COLUMBIA, Mo. (AP) — The University of Missouri will end a nine-year partnership with the Confucius Institute in August because of changing federal guidelines for the program, university officials announced Wednesday.
The institute, which is mostly funded by the Chinese Ministry of Education, hosts lectures, trips and other events that promote Chinese culture. Visiting Chinese instructors also teach classes in Mandarin in the Columbia public school district.
Universities across the U.S. have opened Confucius Institutes, although some have closed them after critics raised concerns about the program's possible political influence in academics.
The U.S. State Department notified Missouri in July that it would begin requiring state-certified teachers in Mandarin to be in every classroom with Confucius Institute staff.

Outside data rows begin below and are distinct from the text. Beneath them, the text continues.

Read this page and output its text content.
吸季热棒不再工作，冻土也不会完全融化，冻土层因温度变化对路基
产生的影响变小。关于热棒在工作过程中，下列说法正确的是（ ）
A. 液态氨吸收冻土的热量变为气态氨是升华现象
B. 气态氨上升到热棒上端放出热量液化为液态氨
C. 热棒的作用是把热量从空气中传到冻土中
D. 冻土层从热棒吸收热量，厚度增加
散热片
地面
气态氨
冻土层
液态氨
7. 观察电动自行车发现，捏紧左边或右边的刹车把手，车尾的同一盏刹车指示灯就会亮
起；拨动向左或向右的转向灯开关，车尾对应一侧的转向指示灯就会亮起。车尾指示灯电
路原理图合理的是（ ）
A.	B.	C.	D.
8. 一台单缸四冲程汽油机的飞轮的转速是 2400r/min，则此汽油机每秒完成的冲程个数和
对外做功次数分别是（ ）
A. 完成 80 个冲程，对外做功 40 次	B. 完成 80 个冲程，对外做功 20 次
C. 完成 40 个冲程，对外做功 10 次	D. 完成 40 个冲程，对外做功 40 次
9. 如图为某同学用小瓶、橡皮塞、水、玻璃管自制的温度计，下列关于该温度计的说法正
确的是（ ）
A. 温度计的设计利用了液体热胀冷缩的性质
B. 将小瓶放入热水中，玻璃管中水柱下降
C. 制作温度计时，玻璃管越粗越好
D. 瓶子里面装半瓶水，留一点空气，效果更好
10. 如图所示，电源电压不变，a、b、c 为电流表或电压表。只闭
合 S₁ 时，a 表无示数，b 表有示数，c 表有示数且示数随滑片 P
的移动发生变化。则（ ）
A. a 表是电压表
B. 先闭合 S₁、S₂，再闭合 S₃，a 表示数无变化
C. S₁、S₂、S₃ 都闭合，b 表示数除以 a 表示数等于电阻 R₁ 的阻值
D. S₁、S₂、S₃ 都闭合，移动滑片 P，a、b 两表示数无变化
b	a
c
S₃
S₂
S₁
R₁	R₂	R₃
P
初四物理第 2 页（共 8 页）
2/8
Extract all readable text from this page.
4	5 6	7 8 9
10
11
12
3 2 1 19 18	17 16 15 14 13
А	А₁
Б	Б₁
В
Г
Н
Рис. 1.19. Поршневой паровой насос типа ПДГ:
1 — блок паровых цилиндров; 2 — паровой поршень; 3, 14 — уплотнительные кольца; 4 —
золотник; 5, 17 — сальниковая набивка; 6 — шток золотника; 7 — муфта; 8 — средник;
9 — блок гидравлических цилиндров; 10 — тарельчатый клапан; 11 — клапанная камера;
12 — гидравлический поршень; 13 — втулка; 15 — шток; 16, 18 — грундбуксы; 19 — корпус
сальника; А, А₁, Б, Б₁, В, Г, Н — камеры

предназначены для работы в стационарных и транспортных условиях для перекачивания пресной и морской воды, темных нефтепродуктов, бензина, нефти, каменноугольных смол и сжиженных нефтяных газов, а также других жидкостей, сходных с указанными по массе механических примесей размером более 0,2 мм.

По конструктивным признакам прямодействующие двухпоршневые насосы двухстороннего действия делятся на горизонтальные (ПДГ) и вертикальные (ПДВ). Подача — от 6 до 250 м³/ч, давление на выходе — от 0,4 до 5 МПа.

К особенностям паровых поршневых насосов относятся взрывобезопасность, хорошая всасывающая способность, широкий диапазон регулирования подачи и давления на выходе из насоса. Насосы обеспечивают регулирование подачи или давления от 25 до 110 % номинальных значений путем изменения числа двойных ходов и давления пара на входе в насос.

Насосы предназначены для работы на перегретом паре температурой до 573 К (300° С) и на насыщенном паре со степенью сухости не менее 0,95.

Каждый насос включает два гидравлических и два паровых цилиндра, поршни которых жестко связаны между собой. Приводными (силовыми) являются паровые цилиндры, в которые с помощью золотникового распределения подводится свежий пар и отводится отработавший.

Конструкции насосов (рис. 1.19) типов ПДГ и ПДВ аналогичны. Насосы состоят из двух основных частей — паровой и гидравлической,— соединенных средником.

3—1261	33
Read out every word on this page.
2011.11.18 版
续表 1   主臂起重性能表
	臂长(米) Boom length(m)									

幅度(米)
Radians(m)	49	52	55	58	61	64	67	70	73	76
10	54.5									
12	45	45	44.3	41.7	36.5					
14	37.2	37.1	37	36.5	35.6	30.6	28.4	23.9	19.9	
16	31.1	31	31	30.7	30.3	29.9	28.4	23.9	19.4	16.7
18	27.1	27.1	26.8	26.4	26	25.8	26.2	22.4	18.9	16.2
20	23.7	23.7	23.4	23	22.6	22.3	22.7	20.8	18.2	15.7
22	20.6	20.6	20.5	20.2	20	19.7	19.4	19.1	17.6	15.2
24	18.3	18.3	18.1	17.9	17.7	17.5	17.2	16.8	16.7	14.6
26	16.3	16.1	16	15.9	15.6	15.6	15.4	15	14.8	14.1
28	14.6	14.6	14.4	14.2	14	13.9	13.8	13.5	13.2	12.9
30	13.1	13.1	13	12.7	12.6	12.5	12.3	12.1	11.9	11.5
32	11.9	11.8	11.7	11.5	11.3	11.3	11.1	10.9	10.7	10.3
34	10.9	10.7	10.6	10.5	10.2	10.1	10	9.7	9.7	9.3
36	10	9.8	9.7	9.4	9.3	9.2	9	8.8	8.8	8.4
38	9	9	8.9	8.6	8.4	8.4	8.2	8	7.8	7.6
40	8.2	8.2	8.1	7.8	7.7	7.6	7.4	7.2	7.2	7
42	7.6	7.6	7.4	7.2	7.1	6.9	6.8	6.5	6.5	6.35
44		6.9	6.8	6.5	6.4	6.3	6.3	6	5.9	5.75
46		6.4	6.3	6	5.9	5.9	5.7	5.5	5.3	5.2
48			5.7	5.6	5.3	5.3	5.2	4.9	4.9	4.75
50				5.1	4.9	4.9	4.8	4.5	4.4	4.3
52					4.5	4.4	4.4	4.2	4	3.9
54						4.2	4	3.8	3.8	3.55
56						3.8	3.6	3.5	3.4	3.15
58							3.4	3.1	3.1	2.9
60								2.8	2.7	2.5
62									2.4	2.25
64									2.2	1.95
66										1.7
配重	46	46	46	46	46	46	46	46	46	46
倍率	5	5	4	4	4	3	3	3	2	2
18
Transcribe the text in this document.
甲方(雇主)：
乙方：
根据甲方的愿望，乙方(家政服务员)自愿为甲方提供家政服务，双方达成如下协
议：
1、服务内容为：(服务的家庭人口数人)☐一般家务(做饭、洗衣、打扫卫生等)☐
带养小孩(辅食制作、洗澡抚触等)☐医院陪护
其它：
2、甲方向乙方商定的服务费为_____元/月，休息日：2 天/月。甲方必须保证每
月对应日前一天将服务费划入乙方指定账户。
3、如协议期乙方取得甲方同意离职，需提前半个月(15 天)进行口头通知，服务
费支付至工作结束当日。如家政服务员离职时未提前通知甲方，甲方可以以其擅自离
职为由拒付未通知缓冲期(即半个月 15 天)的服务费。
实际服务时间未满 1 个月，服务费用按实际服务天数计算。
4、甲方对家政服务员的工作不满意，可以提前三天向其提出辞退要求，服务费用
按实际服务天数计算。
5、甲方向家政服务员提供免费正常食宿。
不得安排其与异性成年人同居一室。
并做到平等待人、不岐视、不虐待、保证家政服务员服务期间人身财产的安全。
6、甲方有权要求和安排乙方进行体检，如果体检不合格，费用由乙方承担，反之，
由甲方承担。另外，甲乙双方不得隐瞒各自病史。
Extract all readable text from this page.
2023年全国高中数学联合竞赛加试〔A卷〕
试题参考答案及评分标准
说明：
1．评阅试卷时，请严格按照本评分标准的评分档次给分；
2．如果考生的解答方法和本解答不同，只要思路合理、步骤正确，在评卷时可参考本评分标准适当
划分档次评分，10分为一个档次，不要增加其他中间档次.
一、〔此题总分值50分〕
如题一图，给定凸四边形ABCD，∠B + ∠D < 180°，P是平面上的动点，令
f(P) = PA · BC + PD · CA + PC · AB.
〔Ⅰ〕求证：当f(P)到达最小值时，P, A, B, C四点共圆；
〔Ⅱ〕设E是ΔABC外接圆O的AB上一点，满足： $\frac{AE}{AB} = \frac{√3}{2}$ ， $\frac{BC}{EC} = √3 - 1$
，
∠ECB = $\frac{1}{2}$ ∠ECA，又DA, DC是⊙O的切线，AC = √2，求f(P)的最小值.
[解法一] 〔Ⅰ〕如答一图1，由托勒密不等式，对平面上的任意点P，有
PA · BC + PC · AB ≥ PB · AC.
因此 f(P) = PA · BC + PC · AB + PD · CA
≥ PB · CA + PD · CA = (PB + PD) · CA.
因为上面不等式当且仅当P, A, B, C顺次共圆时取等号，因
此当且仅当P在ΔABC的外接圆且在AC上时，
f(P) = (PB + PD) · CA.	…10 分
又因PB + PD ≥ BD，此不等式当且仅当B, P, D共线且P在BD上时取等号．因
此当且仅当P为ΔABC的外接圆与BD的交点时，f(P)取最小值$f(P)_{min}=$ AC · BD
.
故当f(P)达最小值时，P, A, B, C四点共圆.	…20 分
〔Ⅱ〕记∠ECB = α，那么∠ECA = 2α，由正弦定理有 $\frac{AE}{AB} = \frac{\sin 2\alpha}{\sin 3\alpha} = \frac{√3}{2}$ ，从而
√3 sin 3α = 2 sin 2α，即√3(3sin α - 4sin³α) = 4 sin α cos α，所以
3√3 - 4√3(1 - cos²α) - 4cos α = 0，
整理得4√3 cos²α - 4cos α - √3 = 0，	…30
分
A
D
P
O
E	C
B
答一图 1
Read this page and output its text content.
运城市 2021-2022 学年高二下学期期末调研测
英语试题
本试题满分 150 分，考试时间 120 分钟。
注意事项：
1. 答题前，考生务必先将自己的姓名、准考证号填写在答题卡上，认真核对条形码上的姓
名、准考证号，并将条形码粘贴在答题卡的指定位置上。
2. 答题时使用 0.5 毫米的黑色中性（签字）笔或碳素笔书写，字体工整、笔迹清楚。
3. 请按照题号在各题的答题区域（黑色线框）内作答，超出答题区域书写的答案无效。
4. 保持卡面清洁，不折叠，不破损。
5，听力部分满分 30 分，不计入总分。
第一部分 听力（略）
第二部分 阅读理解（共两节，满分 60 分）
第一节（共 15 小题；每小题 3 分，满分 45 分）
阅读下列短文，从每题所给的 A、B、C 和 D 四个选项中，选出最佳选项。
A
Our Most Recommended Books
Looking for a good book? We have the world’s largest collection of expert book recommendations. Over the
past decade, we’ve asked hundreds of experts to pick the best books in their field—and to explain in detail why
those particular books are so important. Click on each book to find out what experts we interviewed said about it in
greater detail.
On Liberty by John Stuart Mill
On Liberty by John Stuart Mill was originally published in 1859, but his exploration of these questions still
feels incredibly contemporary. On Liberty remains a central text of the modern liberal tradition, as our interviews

"While Missouri-certified Mandarin Chinese language teachers were in the classroom with CI staff, recruiting and supporting the necessary certified Chinese language teachers would be cost prohibitive, said Mary Stegmaier, interim vice provost for international programs.
Currently, 13 student interns with the institute teach Chinese language classes in Columbia public schools, with a full-time Missouri-certified teacher in each classroom. The district plans to continue offering Chinese and the university will work with the school district to ensure students will be able to continue Mandarin studies, the university said.
A bipartisan report from Congress in February 2019 urged U.S. colleges and universities to cut ties with the institutes, concluding that the partnerships give Chinese authorities too much control over U.S. programs. FBI Director Christopher Wray testified to Congress that the agency was monitoring Confucius Institutes, saying they had displayed "a fairly significant pattern of espionage."
The University of Missouri monitored the institute in Columbia closely and an audit found no evidence of espionage or wrongdoing, system President Mun Choi said in September 2019.
Sen. Josh Hawley, a Missouri Republican, was one of the leading critics of the institutes. Hawley tweeted on Wednesday that he was pleased with the University of Missouri's decision.
“As the State Department warned Mizzou in July 2019, and as I have repeatedly stated, this program presented security risks for students and the university as a whole,” he said.